Brasil

BNDES tem R$ 4 bilhões para segurança parados há mais de um ano, denuncia O Globo

17 de setembro de 2019

Foto: Ascom [arquivo]

Em meio à escassez geral de recursos e ao aperto orçamentário para 2020, R$ 4 bilhões destinados à segurança pública estão parados há um ano e quatro meses no BNDES. Lançado pelo banco em maio de 2018, um programa que pretendia liberar crédito para que estados e municípios comprassem equipamentos — carros, coletes, drones, entre outros — ainda não desembolsou sequer um real. O prazo para que as verbas sejam acessadas expira em 31 de dezembro.

Ao criar o programa BNDES Pró-Segurança Pública, o banco condicionou a liberação dos recursos à definição, pelo Ministério da Justiça, dos itens que poderiam ser comprados pelos governos estaduais e municipais, inclusive as quantidades. Formalmente, o pré-requisito foi cumprido no fim do ano passado, quando as informações sobre fornecedores e órgãos da administração pública que poderiam contratá-los foram publicadas no Diário Oficial da União.
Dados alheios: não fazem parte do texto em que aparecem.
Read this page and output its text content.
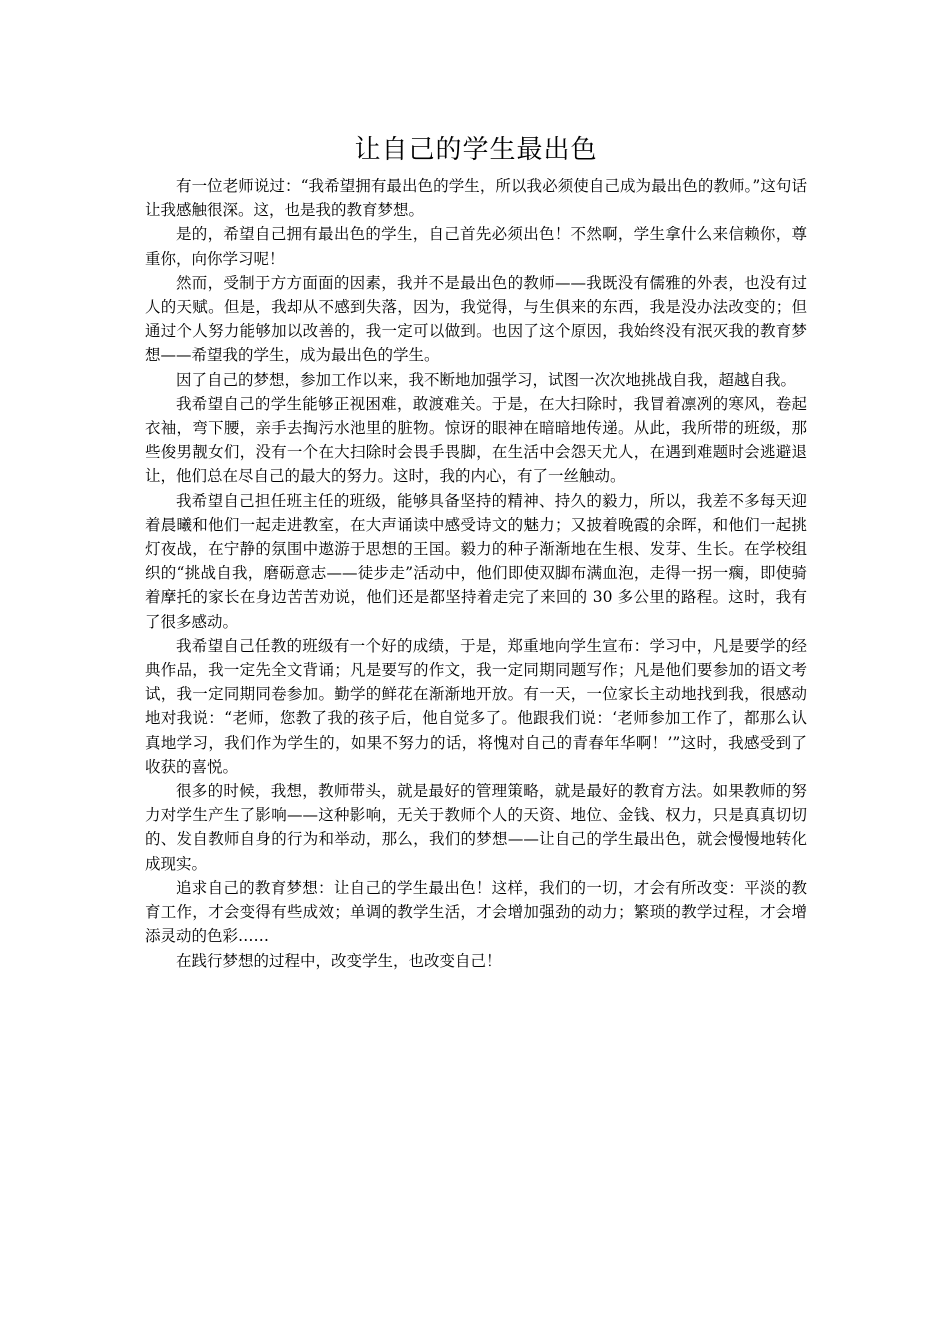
让自己的学生最出色

有一位老师说过：“我希望拥有最出色的学生，所以我必须使自己成为最出色的教师。”这句话让我感触很深。这，也是我的教育梦想。

是的，希望自己拥有最出色的学生，自己首先必须出色！不然啊，学生拿什么来信赖你，尊重你，向你学习呢！

然而，受制于方方面面的因素，我并不是最出色的教师——我既没有儒雅的外表，也没有过人的天赋。但是，我却从不感到失落，因为，我觉得，与生俱来的东西，我是没办法改变的；但通过个人努力能够加以改善的，我一定可以做到。也因了这个原因，我始终没有泯灭我的教育梦想——希望我的学生，成为最出色的学生。

因了自己的梦想，参加工作以来，我不断地加强学习，试图一次次地挑战自我，超越自我。

我希望自己的学生能够正视困难，敢渡难关。于是，在大扫除时，我冒着凛冽的寒风，卷起衣袖，弯下腰，亲手去掏污水池里的脏物。惊讶的眼神在暗暗地传递。从此，我所带的班级，那些俊男靓女们，没有一个在大扫除时会畏手畏脚，在生活中会怨天尤人，在遇到难题时会逃避退让，他们总在尽自己的最大的努力。这时，我的内心，有了一丝触动。

我希望自己担任班主任的班级，能够具备坚持的精神、持久的毅力，所以，我差不多每天迎着晨曦和他们一起走进教室，在大声诵读中感受诗文的魅力；又披着晚霞的余晖，和他们一起挑灯夜战，在宁静的氛围中遨游于思想的王国。毅力的种子渐渐地在生根、发芽、生长。在学校组织的“挑战自我，磨砺意志——徒步走”活动中，他们即使双脚布满血泡，走得一拐一瘸，即使骑着摩托的家长在身边苦苦劝说，他们还是都坚持着走完了来回的 30 多公里的路程。这时，我有了很多感动。

我希望自己任教的班级有一个好的成绩，于是，郑重地向学生宣布：学习中，凡是要学的经典作品，我一定先全文背诵；凡是要写的作文，我一定同期同题写作；凡是他们要参加的语文考试，我一定同期同卷参加。勤学的鲜花在渐渐地开放。有一天，一位家长主动地找到我，很感动地对我说：“老师，您教了我的孩子后，他自觉多了。他跟我们说：‘老师参加工作了，都那么认真地学习，我们作为学生的，如果不努力的话，将愧对自己的青春年华啊！’”这时，我感受到了收获的喜悦。

很多的时候，我想，教师带头，就是最好的管理策略，就是最好的教育方法。如果教师的努力对学生产生了影响——这种影响，无关于教师个人的天资、地位、金钱、权力，只是真真切切的、发自教师自身的行为和举动，那么，我们的梦想——让自己的学生最出色，就会慢慢地转化成现实。

追求自己的教育梦想：让自己的学生最出色！这样，我们的一切，才会有所改变：平淡的教育工作，才会变得有些成效；单调的教学生活，才会增加强劲的动力；繁琐的教学过程，才会增添灵动的色彩……

在践行梦想的过程中，改变学生，也改变自己！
A execução do rito burocrático — a pasta lançou sete editais e divulgou 23 atas de registro de preços —, no entanto, não foi suficiente para alavancar o projeto.

O plano do governo federal ao anunciar o programa, em maio de 2018, era que pelo menos parte dos R$ 4 bilhões fosse usada já no ano passado. Na cerimônia de lançamento, o presidente do BNDES à época, Dyogo Oliveira, disse que o banco aprovaria os repasses em “no máximo dez dias” — nenhum pedido de análise chegou ao banco até agora. O modelo prevê operações do tipo indiretas, ou seja, intermediadas por outras instituições financeiras. Cada uma das operações pode alcançar, no máximo, R$ 20 milhões. Fazem parte da lista de equipamentos disponíveis caminhonetes 4×4, veículos sedan, miras para armas, coletes à prova de balas, drones, computadores e itens de inteligência, como bloqueadores de voz e analisadores de frequência.

A demora e a ausência de uma comunicação mais eficiente para que estados e municípios solicitassem os empréstimos gerou preocupação interna no ministério, segundo documentos obtidos pelo GLOBO via Lei de Acesso à Informação. Entre junho e dezembro de 2018, a pasta definiu a lista de equipamentos e as quantidades que poderiam ser compradas por cada órgão público interessado. Na última semana do ano passado, um ofício da área administrativa do Ministério da Justiça foi enviado para a Secretaria Nacional de Segurança Pública (Senasp), órgão da pasta que cuida do programa, alertando sobre a necessidade de editar uma portaria regulamentando o projeto: “Esses quantitativos (de equipamentos) constam do capítulo ‘Do(s) Órgão(s) Participante(s)’ (referência a uma circular do BNDES) das Atas de Registro de Preços. No entanto, não foi editado normativo expedido pelo MSP (Ministério da Segurança Pública, nomenclatura que vigorou em 2018)”, diz o documento.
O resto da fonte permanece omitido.